You'll have to ask your Dr. Quackwatch that one. Obviously, such a definition is designed to prevent the untoward from happening -- namely, where something he calls "quackery" to actually work. But your definition and his have one thing in common -- whatever and whoever you call a "quack" or "quackery", then that's what it is.
-- Rouser
athon
21st December 2003, 03:04 PM
Originally posted by The Don
Certainly here in the UK, the one thing the alternative brigade have over your harrassed General Practitioner (GP) is time. With your alternative "healer" you have say 30 minutes in which you can explore what's really troubling you. You can feel as though you're bing helped.
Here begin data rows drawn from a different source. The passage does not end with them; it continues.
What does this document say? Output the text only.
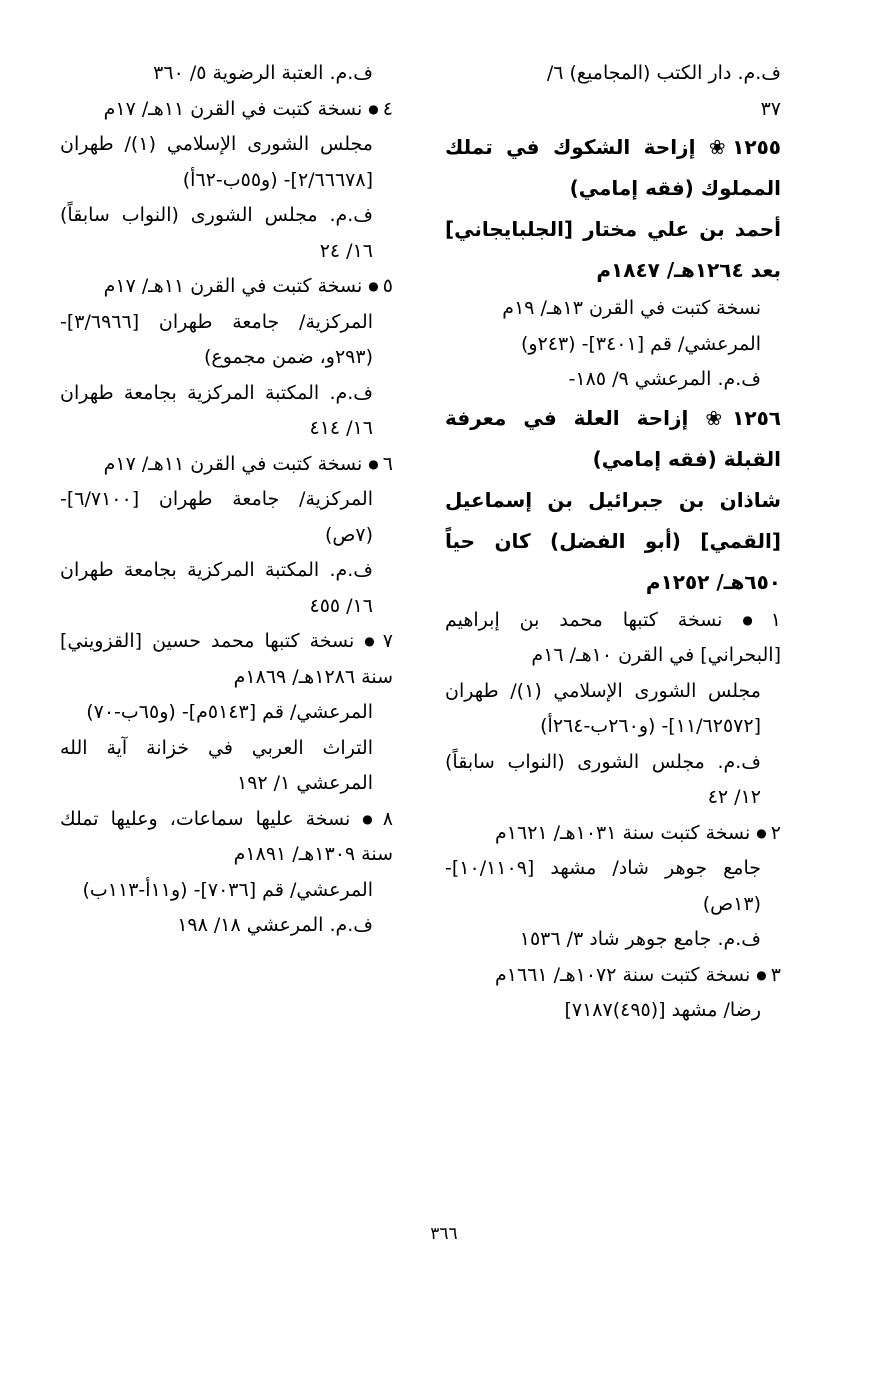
ف.م. دار الكتب (المجاميع) ٦/
٣٧

١٢٥٥❀ إزاحة الشكوك في تملك المملوك (فقه إمامي)

أحمد بن علي مختار [الجلبايجاني] بعد ١٢٦٤هـ/ ١٨٤٧م

نسخة كتبت في القرن ١٣هـ/ ١٩م
المرعشي/ قم [٣٤٠١]- (٢٤٣و)
ف.م. المرعشي ٩/ ١٨٥-

١٢٥٦❀ إزاحة العلة في معرفة القبلة (فقه إمامي)

شاذان بن جبرائيل بن إسماعيل [القمي] (أبو الفضل) كان حياً ٦٥٠هـ/ ١٢٥٢م

١●نسخة كتبها محمد بن إبراهيم [البحراني] في القرن ١٠هـ/ ١٦م

مجلس الشورى الإسلامي (١)/ طهران [١١/٦٢٥٧٢]- (و٢٦٠ب-٢٦٤أ)

ف.م. مجلس الشورى (النواب سابقاً) ١٢/ ٤٢

٢●نسخة كتبت سنة ١٠٣١هـ/ ١٦٢١م

جامع جوهر شاد/ مشهد [١٠/١١٠٩]- (١٣ص)

ف.م. جامع جوهر شاد ٣/ ١٥٣٦

٣●نسخة كتبت سنة ١٠٧٢هـ/ ١٦٦١م

رضا/ مشهد [(٤٩٥)٧١٨٧]

ف.م. العتبة الرضوية ٥/ ٣٦٠

٤●نسخة كتبت في القرن ١١هـ/ ١٧م

مجلس الشورى الإسلامي (١)/ طهران [٢/٦٦٦٧٨]- (و٥٥ب-٦٢أ)

ف.م. مجلس الشورى (النواب سابقاً) ١٦/ ٢٤

٥●نسخة كتبت في القرن ١١هـ/ ١٧م

المركزية/ جامعة طهران [٣/٦٩٦٦]- (٢٩٣و، ضمن مجموع)

ف.م. المكتبة المركزية بجامعة طهران ١٦/ ٤١٤

٦●نسخة كتبت في القرن ١١هـ/ ١٧م

المركزية/ جامعة طهران [٦/٧١٠٠]- (٧ص)

ف.م. المكتبة المركزية بجامعة طهران ١٦/ ٤٥٥

٧●نسخة كتبها محمد حسين [القزويني] سنة ١٢٨٦هـ/ ١٨٦٩م

المرعشي/ قم [٥١٤٣م]- (و٦٥ب-٧٠)

التراث العربي في خزانة آية الله المرعشي ١/ ١٩٢

٨●نسخة عليها سماعات، وعليها تملك سنة ١٣٠٩هـ/ ١٨٩١م

المرعشي/ قم [٧٠٣٦]- (و١١أ-١١٣ب)

ف.م. المرعشي ١٨/ ١٩٨

٣٦٦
Your GP has about 5 minutes in which to see you.
Of course you could see a doctor privately and have the double bonus of effective treatment and compassion
Australia's the same, and getting worse. I typically hear how GP's (I still hate calling them doctors - pedantic, I know, but after working with specialists who are real doctors in the field, I feel the distinction should be made) are in it for the money. These people know nothing of the indemnity crisis, of the long hours, and how many doctors aren't exactly raking it in. A good friend of mine is a computer programmer - when doing contract work, he makes more than any GP I know.
I considered going into medicine when I was still a scientist. I think I would have done well, except I couldn't deny that there is a huge responsiblity. GP's can be sued over anything - most of their pay goes into fees and insurances because some arrogant morons feel that GP's are gods! And yet 'alternatives' can get away with it? Huh?
It's a senstive topic, obviously. And in Australia right now, one that needs fixing. If doctors are in it for the money, they need their heads checked.